This is a CDK Python project for logging API calls to Amazon Kinesis Data Firehose.
The cdk.json
file tells the CDK Toolkit how to execute your app.
This project is set up like a standard Python project. The initialization
process also creates a virtualenv within this project, stored under the .venv
directory. To create the virtualenv it assumes that there is a python3
(or python
for Windows) executable in your path with access to the venv
package. If for any reason the automatic creation of the virtualenv fails,
you can create the virtualenv manually.
To manually create a virtualenv on MacOS and Linux:
$ python3 -m venv .venv
After the init process completes and the virtualenv is created, you can use the following step to activate your virtualenv.
$ source .venv/bin/activate
If you are a Windows platform, you would activate the virtualenv like this:
% .venv\Scripts\activate.bat
Once the virtualenv is activated, you can install the required dependencies.
(.venv) $ pip install -r requirements.txt
At this point you can now synthesize the CloudFormation template for this code.

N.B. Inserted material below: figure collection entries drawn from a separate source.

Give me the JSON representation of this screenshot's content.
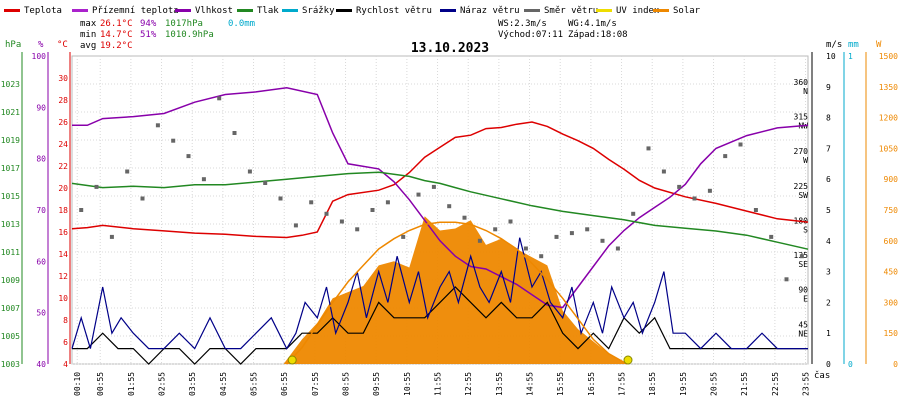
{
  "legend": [
    {
      "label": "Teplota",
      "color": "#dd0000"
    },
    {
      "label": "Přízemní teplota",
      "color": "#aa22cc"
    },
    {
      "label": "Vlhkost",
      "color": "#8800aa"
    },
    {
      "label": "Tlak",
      "color": "#228822"
    },
    {
      "label": "Srážky",
      "color": "#00aacc"
    },
    {
      "label": "Rychlost větru",
      "color": "#000000"
    },
    {
      "label": "Náraz větru",
      "color": "#000088"
    },
    {
      "label": "Směr větru",
      "color": "#666666"
    },
    {
      "label": "UV index",
      "color": "#eedd00"
    },
    {
      "label": "Solar",
      "color": "#ee8800"
    }
  ],
  "stats": {
    "max_label": "max",
    "max_temp": "26.1°C",
    "max_hum": "94%",
    "max_press": "1017hPa",
    "max_rain": "0.0mm",
    "min_label": "min",
    "min_temp": "14.7°C",
    "min_hum": "51%",
    "min_press": "1010.9hPa",
    "avg_label": "avg",
    "avg_temp": "19.2°C",
    "ws": "WS:2.3m/s",
    "wg": "WG:4.1m/s",
    "sunrise": "Východ:07:11",
    "sunset": "Západ:18:08"
  },
  "chart_data": {
    "type": "line",
    "title": "13.10.2023",
    "xlabel": "čas",
    "axes": {
      "pressure": {
        "unit": "hPa",
        "ticks": [
          "1003",
          "1005",
          "1007",
          "1009",
          "1011",
          "1013",
          "1015",
          "1017",
          "1019",
          "1021",
          "1023"
        ],
        "range": [
          1003,
          1025
        ]
      },
      "humidity": {
        "unit": "%",
        "ticks": [
          "40",
          "50",
          "60",
          "70",
          "80",
          "90",
          "100"
        ],
        "range": [
          40,
          100
        ]
      },
      "temperature": {
        "unit": "°C",
        "ticks": [
          "4",
          "6",
          "8",
          "10",
          "12",
          "14",
          "16",
          "18",
          "20",
          "22",
          "24",
          "26",
          "28",
          "30"
        ],
        "range": [
          4,
          32
        ]
      },
      "wind": {
        "unit": "m/s",
        "ticks": [
          "0",
          "1",
          "2",
          "3",
          "4",
          "5",
          "6",
          "7",
          "8",
          "9",
          "10"
        ],
        "range": [
          0,
          10
        ]
      },
      "rain": {
        "unit": "mm",
        "ticks": [
          "0",
          "1"
        ],
        "range": [
          0,
          1
        ]
      },
      "solar": {
        "unit": "W",
        "ticks": [
          "0",
          "150",
          "300",
          "450",
          "600",
          "750",
          "900",
          "1050",
          "1200",
          "1350",
          "1500"
        ],
        "range": [
          0,
          1500
        ]
      },
      "direction": {
        "ticks": [
          "45 NE",
          "90 E",
          "135 SE",
          "180 S",
          "225 SW",
          "270 W",
          "315 NW",
          "360 N"
        ]
      }
    },
    "x_ticks": [
      "00:10",
      "00:55",
      "01:55",
      "02:55",
      "03:55",
      "04:55",
      "05:55",
      "06:55",
      "07:55",
      "08:55",
      "09:55",
      "10:55",
      "11:55",
      "12:55",
      "13:55",
      "14:55",
      "15:55",
      "16:55",
      "17:55",
      "18:55",
      "19:55",
      "20:55",
      "21:55",
      "22:55",
      "23:55"
    ],
    "x_hours": [
      0.17,
      0.92,
      1.92,
      2.92,
      3.92,
      4.92,
      5.92,
      6.92,
      7.92,
      8.92,
      9.92,
      10.92,
      11.92,
      12.92,
      13.92,
      14.92,
      15.92,
      16.92,
      17.92,
      18.92,
      19.92,
      20.92,
      21.92,
      22.92,
      23.92
    ],
    "series": [
      {
        "name": "Teplota",
        "axis": "temperature",
        "color": "#dd0000",
        "x": [
          0,
          0.5,
          1,
          2,
          3,
          4,
          5,
          6,
          7,
          7.5,
          8,
          8.5,
          9,
          10,
          10.5,
          11,
          11.5,
          12,
          12.5,
          13,
          13.5,
          14,
          14.5,
          15,
          15.5,
          16,
          16.5,
          17,
          17.5,
          18,
          18.5,
          19,
          20,
          21,
          22,
          23,
          24
        ],
        "values": [
          16.3,
          16.4,
          16.6,
          16.3,
          16.1,
          15.9,
          15.8,
          15.6,
          15.5,
          15.7,
          16.0,
          18.8,
          19.4,
          19.8,
          20.3,
          21.4,
          22.8,
          23.7,
          24.6,
          24.8,
          25.4,
          25.5,
          25.8,
          26.0,
          25.6,
          24.9,
          24.3,
          23.6,
          22.6,
          21.7,
          20.7,
          20.0,
          19.2,
          18.6,
          17.9,
          17.2,
          16.9
        ]
      },
      {
        "name": "Vlhkost",
        "axis": "humidity",
        "color": "#8800aa",
        "x": [
          0,
          0.5,
          1,
          2,
          3,
          4,
          5,
          6,
          7,
          8,
          8.5,
          9,
          10,
          10.5,
          11,
          11.5,
          12,
          12.5,
          13,
          13.5,
          14,
          14.5,
          15,
          15.5,
          16,
          16.5,
          17,
          17.5,
          18,
          18.5,
          19,
          19.5,
          20,
          20.5,
          21,
          22,
          23,
          24
        ],
        "values": [
          86.5,
          86.5,
          87.8,
          88.2,
          88.8,
          91.0,
          92.5,
          93.0,
          93.8,
          92.5,
          85.0,
          79.0,
          78.0,
          75.5,
          72.0,
          68.0,
          64.0,
          61.0,
          59.0,
          58.5,
          57.0,
          55.5,
          53.5,
          51.5,
          51.0,
          55.0,
          59.0,
          63.0,
          66.0,
          68.5,
          70.5,
          72.5,
          75.0,
          79.0,
          82.0,
          84.5,
          86.0,
          86.5
        ]
      },
      {
        "name": "Tlak",
        "axis": "pressure",
        "color": "#228822",
        "x": [
          0,
          1,
          2,
          3,
          4,
          5,
          6,
          7,
          8,
          9,
          10,
          11,
          11.5,
          12,
          12.5,
          13,
          14,
          15,
          16,
          17,
          18,
          19,
          20,
          21,
          22,
          23,
          24
        ],
        "values": [
          1015.9,
          1015.6,
          1015.7,
          1015.6,
          1015.8,
          1015.8,
          1016.0,
          1016.2,
          1016.4,
          1016.6,
          1016.7,
          1016.4,
          1016.1,
          1015.9,
          1015.6,
          1015.3,
          1014.8,
          1014.3,
          1013.9,
          1013.6,
          1013.3,
          1012.9,
          1012.7,
          1012.5,
          1012.2,
          1011.7,
          1011.2
        ]
      },
      {
        "name": "Rychlost větru",
        "axis": "wind",
        "color": "#000000",
        "x": [
          0,
          0.5,
          1,
          1.5,
          2,
          2.5,
          3,
          3.5,
          4,
          4.5,
          5,
          5.5,
          6,
          6.5,
          7,
          7.5,
          8,
          8.5,
          9,
          9.5,
          10,
          10.5,
          11,
          11.5,
          12,
          12.5,
          13,
          13.5,
          14,
          14.5,
          15,
          15.5,
          16,
          16.5,
          17,
          17.5,
          18,
          18.5,
          19,
          19.5,
          20,
          20.5,
          21,
          21.5,
          22,
          22.5,
          23,
          23.5,
          24
        ],
        "values": [
          0.5,
          0.5,
          1.0,
          0.5,
          0.5,
          0.0,
          0.5,
          0.5,
          0.0,
          0.5,
          0.5,
          0.0,
          0.5,
          0.5,
          0.5,
          1.0,
          1.0,
          1.5,
          1.0,
          1.0,
          2.0,
          1.5,
          1.5,
          1.5,
          2.0,
          2.5,
          2.0,
          1.5,
          2.0,
          1.5,
          1.5,
          2.0,
          1.0,
          0.5,
          1.0,
          0.5,
          1.5,
          1.0,
          1.5,
          0.5,
          0.5,
          0.5,
          0.5,
          0.5,
          0.5,
          0.5,
          0.5,
          0.5,
          0.5
        ]
      },
      {
        "name": "Náraz větru",
        "axis": "wind",
        "color": "#000088",
        "x": [
          0,
          0.3,
          0.6,
          1,
          1.3,
          1.6,
          2,
          2.5,
          3,
          3.5,
          4,
          4.5,
          5,
          5.5,
          6,
          6.5,
          7,
          7.3,
          7.6,
          8,
          8.3,
          8.6,
          9,
          9.3,
          9.6,
          10,
          10.3,
          10.6,
          11,
          11.3,
          11.6,
          12,
          12.3,
          12.6,
          13,
          13.3,
          13.6,
          14,
          14.3,
          14.6,
          15,
          15.3,
          15.6,
          16,
          16.3,
          16.6,
          17,
          17.3,
          17.6,
          18,
          18.3,
          18.6,
          19,
          19.3,
          19.6,
          20,
          20.5,
          21,
          21.5,
          22,
          22.5,
          23,
          23.5,
          24
        ],
        "values": [
          0.5,
          1.5,
          0.5,
          2.5,
          1.0,
          1.5,
          1.0,
          0.5,
          0.5,
          1.0,
          0.5,
          1.5,
          0.5,
          0.5,
          1.0,
          1.5,
          0.5,
          1.0,
          2.0,
          1.5,
          2.5,
          1.0,
          2.0,
          3.0,
          1.5,
          3.0,
          2.0,
          3.5,
          2.0,
          3.0,
          1.5,
          2.5,
          3.0,
          2.0,
          3.5,
          2.5,
          2.0,
          3.0,
          2.0,
          4.1,
          2.5,
          3.0,
          2.0,
          1.5,
          2.5,
          1.0,
          2.0,
          1.0,
          2.5,
          1.5,
          2.0,
          1.0,
          2.0,
          3.0,
          1.0,
          1.0,
          0.5,
          1.0,
          0.5,
          0.5,
          1.0,
          0.5,
          0.5,
          0.5
        ]
      },
      {
        "name": "Solar",
        "axis": "solar",
        "color": "#ee8800",
        "x": [
          6.9,
          7.5,
          8,
          8.5,
          9,
          9.5,
          10,
          10.5,
          11,
          11.5,
          12,
          12.5,
          13,
          13.5,
          14,
          14.5,
          15,
          15.5,
          16,
          16.5,
          17,
          17.5,
          18.1
        ],
        "values": [
          0,
          120,
          200,
          320,
          350,
          380,
          480,
          500,
          470,
          720,
          650,
          660,
          700,
          580,
          610,
          560,
          520,
          480,
          260,
          170,
          110,
          50,
          0
        ]
      },
      {
        "name": "Solar clear-sky",
        "axis": "solar",
        "color": "#ee8800",
        "x": [
          7.0,
          7.5,
          8,
          8.5,
          9,
          9.5,
          10,
          10.5,
          11,
          11.5,
          12,
          12.5,
          13,
          13.5,
          14,
          14.5,
          15,
          15.5,
          16,
          16.5,
          17,
          17.5,
          18.1
        ],
        "values": [
          0,
          80,
          190,
          300,
          400,
          480,
          560,
          610,
          650,
          680,
          690,
          690,
          680,
          650,
          610,
          560,
          490,
          410,
          320,
          220,
          120,
          50,
          0
        ]
      }
    ],
    "direction_points": {
      "x": [
        0.3,
        0.8,
        1.3,
        1.8,
        2.3,
        2.8,
        3.3,
        3.8,
        4.3,
        4.8,
        5.3,
        5.8,
        6.3,
        6.8,
        7.3,
        7.8,
        8.3,
        8.8,
        9.3,
        9.8,
        10.3,
        10.8,
        11.3,
        11.8,
        12.3,
        12.8,
        13.3,
        13.8,
        14.3,
        14.8,
        15.3,
        15.8,
        16.3,
        16.8,
        17.3,
        17.8,
        18.3,
        18.8,
        19.3,
        19.8,
        20.3,
        20.8,
        21.3,
        21.8,
        22.3,
        22.8,
        23.3,
        23.8
      ],
      "values": [
        200,
        230,
        165,
        250,
        215,
        310,
        290,
        270,
        240,
        345,
        300,
        250,
        235,
        215,
        180,
        210,
        195,
        185,
        175,
        200,
        210,
        165,
        220,
        230,
        205,
        190,
        160,
        175,
        185,
        150,
        140,
        165,
        170,
        175,
        160,
        150,
        195,
        280,
        250,
        230,
        215,
        225,
        270,
        285,
        200,
        165,
        110,
        140
      ]
    }
  }
}
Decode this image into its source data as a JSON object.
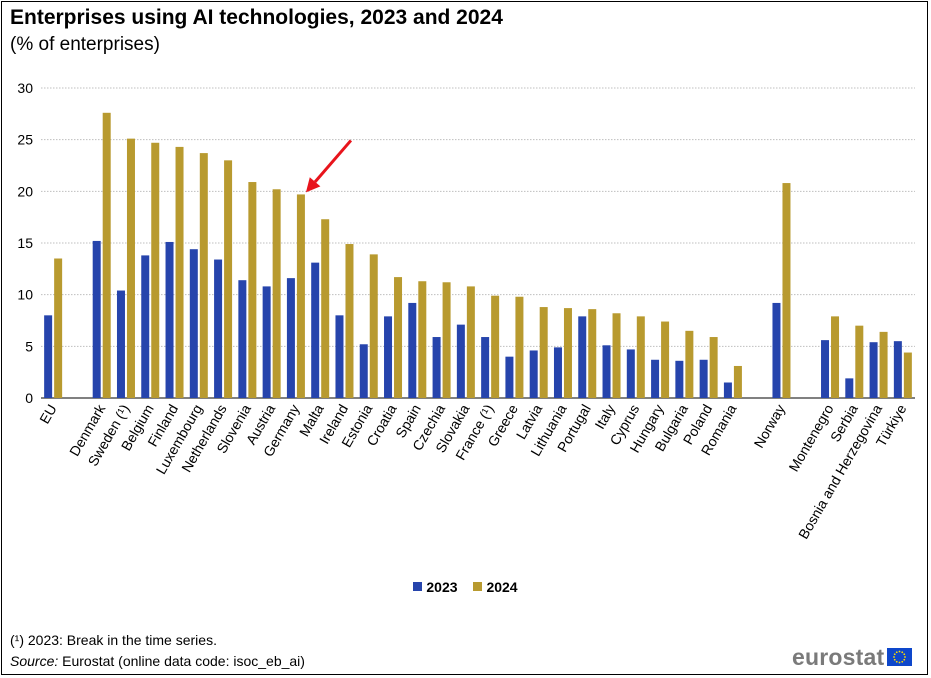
{
  "header": {
    "title": "Enterprises using AI technologies, 2023 and 2024",
    "subtitle": "(% of enterprises)"
  },
  "colors": {
    "series_2023": "#2644ac",
    "series_2024": "#b89a2f",
    "gridline": "#bfbfbf",
    "arrow": "#e8141c",
    "logo_text": "#7a7a7a",
    "eu_flag_blue": "#0e47cb",
    "eu_flag_stars": "#ffdd00"
  },
  "chart_data": {
    "type": "bar",
    "ylim": [
      0,
      30
    ],
    "yticks": [
      0,
      5,
      10,
      15,
      20,
      25,
      30
    ],
    "grid": true,
    "legend_position": "bottom-center",
    "categories": [
      "EU",
      "",
      "Denmark",
      "Sweden (¹)",
      "Belgium",
      "Finland",
      "Luxembourg",
      "Netherlands",
      "Slovenia",
      "Austria",
      "Germany",
      "Malta",
      "Ireland",
      "Estonia",
      "Croatia",
      "Spain",
      "Czechia",
      "Slovakia",
      "France (¹)",
      "Greece",
      "Latvia",
      "Lithuania",
      "Portugal",
      "Italy",
      "Cyprus",
      "Hungary",
      "Bulgaria",
      "Poland",
      "Romania",
      "",
      "Norway",
      "",
      "Montenegro",
      "Serbia",
      "Bosnia and Herzegovina",
      "Türkiye"
    ],
    "series": [
      {
        "name": "2023",
        "values": [
          8.0,
          null,
          15.2,
          10.4,
          13.8,
          15.1,
          14.4,
          13.4,
          11.4,
          10.8,
          11.6,
          13.1,
          8.0,
          5.2,
          7.9,
          9.2,
          5.9,
          7.1,
          5.9,
          4.0,
          4.6,
          4.9,
          7.9,
          5.1,
          4.7,
          3.7,
          3.6,
          3.7,
          1.5,
          null,
          9.2,
          null,
          5.6,
          1.9,
          5.4,
          5.5
        ]
      },
      {
        "name": "2024",
        "values": [
          13.5,
          null,
          27.6,
          25.1,
          24.7,
          24.3,
          23.7,
          23.0,
          20.9,
          20.2,
          19.7,
          17.3,
          14.9,
          13.9,
          11.7,
          11.3,
          11.2,
          10.8,
          9.9,
          9.8,
          8.8,
          8.7,
          8.6,
          8.2,
          7.9,
          7.4,
          6.5,
          5.9,
          3.1,
          null,
          20.8,
          null,
          7.9,
          7.0,
          6.4,
          4.4
        ]
      }
    ],
    "annotations": [
      {
        "type": "arrow",
        "target": "Germany",
        "series": "2024"
      }
    ]
  },
  "legend": {
    "items": [
      {
        "label": "2023"
      },
      {
        "label": "2024"
      }
    ]
  },
  "footer": {
    "footnote": "(¹) 2023: Break in the time series.",
    "source_label": "Source:",
    "source_text": " Eurostat (online data code: isoc_eb_ai)",
    "logo_text": "eurostat",
    "logo_icon": "eu-flag-icon"
  }
}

(.venv) $ export CDK_DEFAULT_ACCOUNT=$(aws sts get-caller-identity --query Account --output text) (.venv) $ export CDK_DEFAULT_REGION=$(aws configure get region) (.venv) $ cdk synth -c firehose_name=amazon-apigateway-{your-delivery-stream-name}
Use cdk deploy
command to create the stack shown above,
(.venv) $ cdk deploy -c firehose_name=amazon-apigateway-{your-delivery-stream-name}
To add additional dependencies, for example other CDK libraries, just add
them to your setup.py
file and rerun the pip install -r requirements.txt
command.
Delete the CloudFormation stack by running the below command.
(.venv) $ cdk destroy
cdk ls
list all stacks in the appcdk synth
emits the synthesized CloudFormation templatecdk deploy
deploy this stack to your default AWS account/regioncdk diff
compare deployed stack with current statecdk docs
open CDK documentation
Enjoy!
-
Invoke REST API method
$ curl -X GET 'https://{your-api-gateway-id}.execute-api.{region}.amazonaws.com/prod/random/strings?len=7'
The response is:
["weBJDKv"]
-
Generate test requests and run them.
$ cat <<EOF > run_test.sh > curl 'https://{your-api-gateway-id}.execute-api.{region}.amazonaws.com/prod/random/strings?len=7' > curl 'https://{your-api-gateway-id}.execute-api.{region}.amazonaws.com/prod/random/strings?chars=letters' > curl 'https://{your-api-gateway-id}.execute-api.{region}.amazonaws.com/prod/random/strings?chars=letters&len=15' > curl 'https://{your-api-gateway-id}.execute-api.{region}.amazonaws.com/prod/random/strings?chars=lowercase&len=15' > curl 'https://{your-api-gateway-id}.execute-api.{region}.amazonaws.com/prod/random/strings?chars=uppercase&len=5' > curl 'https://{your-api-gateway-id}.execute-api.{region}.amazonaws.com/prod/random/strings?chars=digits&len=7' > curl 'https://{your-api-gateway-id}.execute-api.{region}.amazonaws.com/prod/random/strings?chars=digits&len=17' > curl 'https://{your-api-gateway-id}.execute-api.{region}.amazonaws.com/prod/random/strings?len=3' > curl 'https://{your-api-gateway-id}.execute-api.{region}.amazonaws.com/prod/random/strings?chars=letters&len=9' > curl 'https://{your-api-gateway-id}.execute-api.{region}.amazonaws.com/prod/random/strings?len=17' > EOF $ bash ./run_test.sh
-
Check the access logs in S3
After 5~10 minutes, you can see that the access logs have been delivered by Kinesis Data Firehose to S3 and stored in a folder structure by year, month, day, and hour.